“American Pickers” star Mike Wolfe endured years of doors slamming in his face before he got his own series on the History Channel. He says he owes the idea for the show to a friend of his who suggested he pick up a camera and start documenting his antiquing journeys. But that was only the beginning of a protracted process.
In an interview with Small Town Big Deal in 2016, Wolfe recounted his long road to the History Channel. And he described how he moved from neophyte to “American Pickers” host over the course of many years.
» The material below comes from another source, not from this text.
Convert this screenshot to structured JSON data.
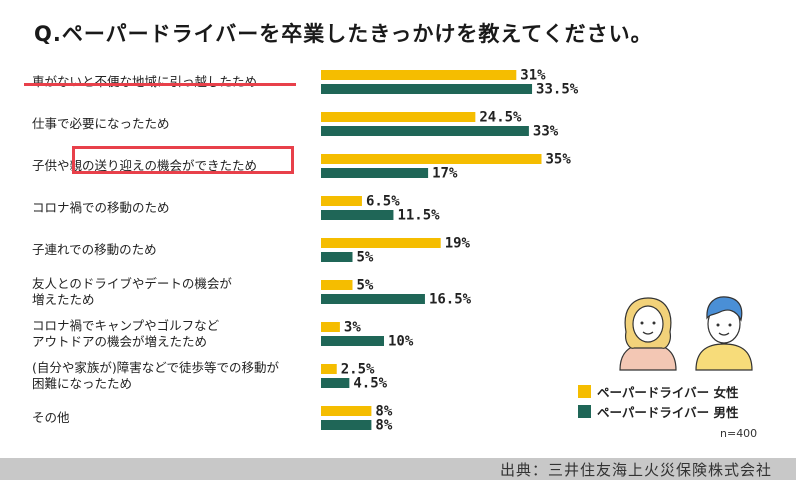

“It was a long journey,” Wolfe said. “I remember having the idea for the show. And a friend of mine said, she goes – and I was coming back all the time from the east coast, and all over the country, with stuff – and she goes, ‘Where are you getting this stuff at?’ I said, ‘Well, I bought it here,’ and I told her the story of the guy. And she’s like, ‘You need to just buy a camera and start documenting some of this stuff.’”
‘American Pickers’ Grew Out of One Camera Perched on a Tripod
Wolfe said he took his friend’s advice, but he didn’t really know what he was doing at first. He just bought a home video camera, set it up on a tripod and started filming himself.
“So when I first bought a camera, it was really to just document my journeys, you know,” he went on. “And then as I started filming, I was realizing that maybe this could be a show. And I had no idea what a treatment was, or a format was. I didn’t even know how to even produce or make a show, or anything. So I remember buying the camera, and I had a tripod I bought with it. And I was out towards Muscatine, Iowa somewhere. I was on a gravel road. And I just put the tripod in the middle of the road… I just start talking into the camera.”
“It was difficult for me to express myself on camera because no one had ever asked me a question,” he added. “It was just me, talking, by myself. Or talking to Frank every once in awhile. So I can remember the first time that they filmed me… This director that we had, he was great, and he asked me a question. And it was just like, [makes rocket sound]. Like a bottlecap came off. And he goes, ‘Wow, you have a lot to say about that.’”
Networks Passed on Wolfe’s Project
Wolfe said he got a lot of nos from people in the industry. But the worst turn of events came after a production company had represented “American Pickers” for a year, and they pitched it to everyone. Everybody saw it, they told Wolfe, and everybody passed. There was nowhere else for him to go.
“And I said, ‘No, you’re wrong,’” Wolfe recalled. He thought “American Pickers” could be packaged differently, and he wanted to find out what the networks liked and didn’t like. He admits now he was naïve, but he was going to go picking anyway, and he thought he might as well get a show out of it. Basically, he wouldn’t take no for an answer.
“American Pickers” was eventually picked up by the History Channel. But Wolfe said that was only half the battle. They had to keep changing things up to keep the audience interested as the seasons progressed.
“I was under the impression that the show would get easier as it went on,” Wolfe concluded. “But it becomes more difficult because you’re challenging yourself constantly.”